Putin’s rise began with his appointment as prime minister by President Boris Yeltsin. Yeltsin had become weak by 1999, and resigned unexpectedly, so Putin was acting president for several months.
Then he was elected head of the Russian Federation for two terms, from 2000-2008.
He was to build his strong leader popularity by leading Russia into the second war in Chechnya, but by no means only that.
The passing of the old Soviet Union in 1991 was a Pandora’s box of opportunity for oligarchs, and Putin set about clipping the wings of some – which meant prison in Mikhail Khodorkovsky’s case.
Against the bloody backdrop of the Chechnya conflict came the Beslan school hostage carnage in North Ossetia. The assault by Russian forces left more than 300 dead including 186 children.
Putin supporter and Russian film director Nikita Mikhalkov told euronews: “The only person who can provide us with clear answers on our country’s development with the issues we have now is Putin. And that’s not all. He’s someone who really knows the country, and what’s more I am absolutely certain that the world could benefit from him because we already know him.”

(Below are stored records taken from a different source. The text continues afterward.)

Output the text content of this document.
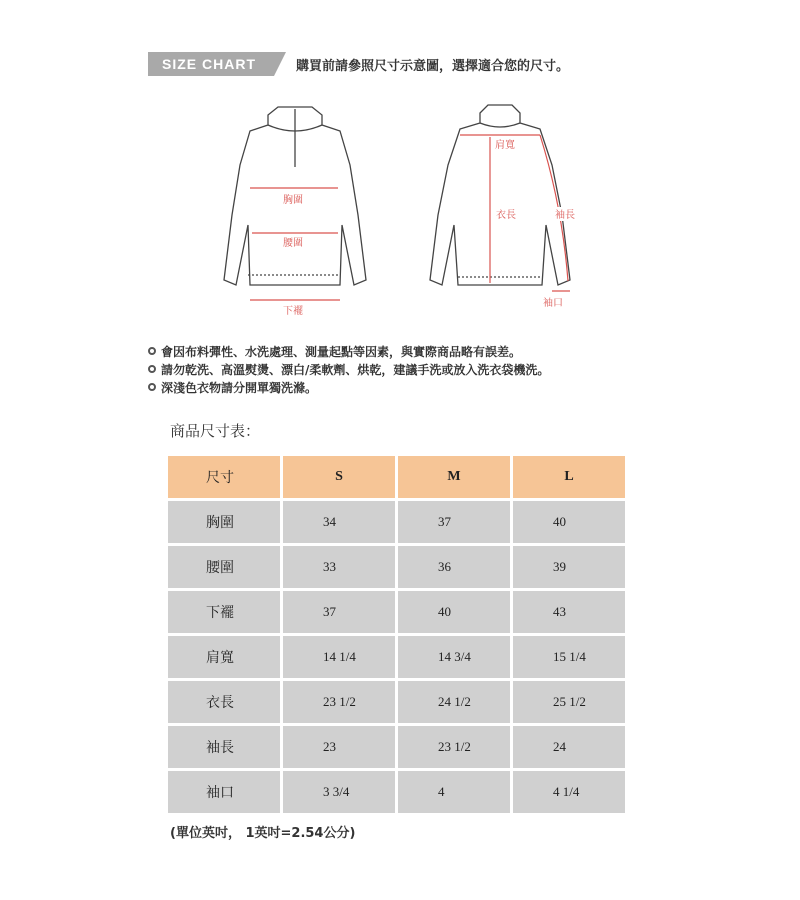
SIZE CHART	購買前請參照尺寸示意圖，選擇適合您的尺寸。
胸圍
腰圍
下襬
肩寬
衣長	袖長
袖口
會因布料彈性、水洗處理、測量起點等因素，與實際商品略有誤差。
請勿乾洗、高溫熨燙、漂白/柔軟劑、烘乾，建議手洗或放入洗衣袋機洗。
深淺色衣物請分開單獨洗滌。
商品尺寸表：
尺寸	S	M	L
胸圍	34	37	40
腰圍	33	36	39
下襬	37	40	43
肩寬	14 1/4	14 3/4	15 1/4
衣長	23 1/2	24 1/2	25 1/2
袖長	23	23 1/2	24
袖口	3 3/4	4	4 1/4
(單位英吋， 1英吋=2.54公分)
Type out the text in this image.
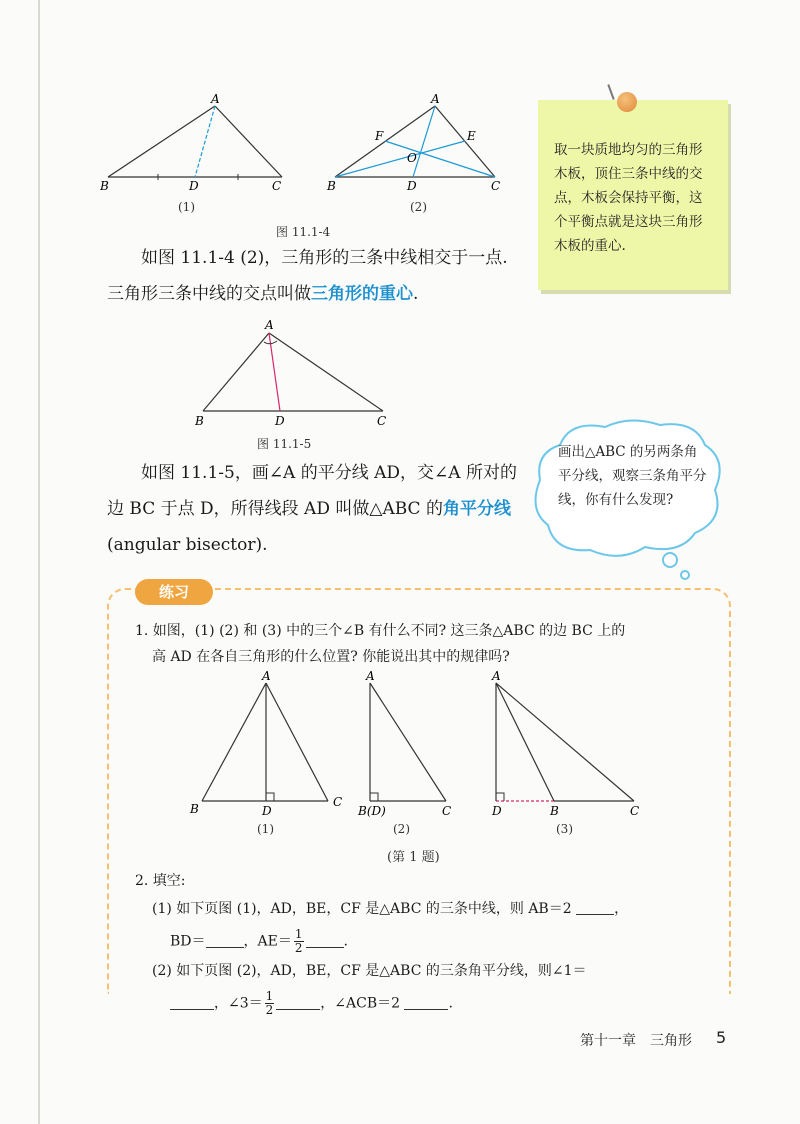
A
B	D	C
(1)
A
B	D	C
E
F
O
(2)
图 11.1-4
如图 11.1-4 (2)，三角形的三条中线相交于一点. 三角形三条中线的交点叫做三角形的重心.
取一块质地均匀的三角形木板，顶住三条中线的交点，木板会保持平衡，这个平衡点就是这块三角形木板的重心.
A
B	D	C
图 11.1-5
如图 11.1-5，画∠A 的平分线 AD，交∠A 所对的边 BC 于点 D，所得线段 AD 叫做△ABC 的角平分线 (angular bisector).
画出△ABC 的另两条角平分线，观察三条角平分线，你有什么发现?
练习
1. 如图，(1) (2) 和 (3) 中的三个∠B 有什么不同? 这三条△ABC 的边 BC 上的
高 AD 在各自三角形的什么位置? 你能说出其中的规律吗?
A
B	D
C
(1)
A
B(D)	C
(2)
A
D	B	C
(3)
(第 1 题)
2. 填空:
(1) 如下页图 (1)，AD，BE，CF 是△ABC 的三条中线，则 AB＝2	，
BD＝	，$AE= \frac{1}{2}$	.
(2) 如下页图 (2)，AD，BE，CF 是△ABC 的三条角平分线，则∠1＝
，∠3＝ $\frac{1}{2}$	，∠ACB＝2	.
第十一章　三角形 5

Vladimir Putin carefully groomed his image as super-hero, the saviour of Russia, the alpha-male strongman. Boris Yeltsin’s seemingly shy, unknown Prime Minister in 1999 has built around him a powerful cult of personality.
In March 2008, the constitution only allowed two consecutive terms in the Kremlin, and Dmitry Medvedev was elected president. But Putin remained behind him keeping his hand on the reins of power as prime minister.
Russian TV talk-show host Vladimir Pozner told us: “They are sending out a message from the Kremlin, that in fact the real Putin is the one who will appear now and that’s a very different Putin from the one we’ve known, because the situation has changed, thanks to Mr Putin, and now he can be who he really wants to be. It is that kind of, I’d say a fairy tale.”
But when the United Russia party of Putin and Medvedev won the parliamentary poll last December, Russians began to demand far more accountability from their politicians.